They exist, but only in fair traded pits, under no arbitrage conditions.
We are not a fair trade currency system, as it obvious from the Fed balance sheet and cash flow. But private goods tend to be more fair traded. The optimum savings ratio still exits, in units of goods, but prices are erratic when the currency banker is not fair traded.
Finite systems, bounded error, self sampled, there will be one fractional approximation that minimizes transactions. In essence it is the optimum use of savings and credit in that you will almost never be third in line.
The standard Euler assumption generates optimum ratios. They assume error zero and everyone sufficiently sample. The two should follow each other, the Eurler condition just gives you the irrational ratio. For large N it is not a problem.

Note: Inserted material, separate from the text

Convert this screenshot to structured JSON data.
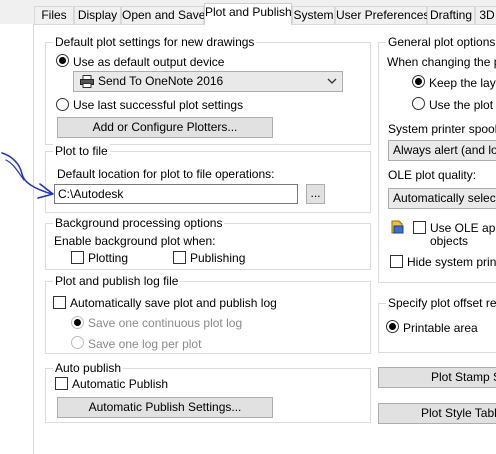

The uncertain assumption is risk equalized traders. A very similar assumption as ergodicity. In sandbox, sufficient mixing is when there are pits for every level of risk. The Euler assumption is that each sector has sufficiently liquidity to keep up.
I have nothing against Euler, and Menzie uses it properly because log of growth shows the break points more clearly on the graph. They get amplified when one assumes sufficient liquidity always, but it is a good idea.. The trick is to get enough before and after around the break point you want to emphasize.
Being more ergodic means getting the Fed a long term contract and having Treasury manage inflation. The Fed then obtains a fair sample of economic risk and the pits work toward the optimum ratio.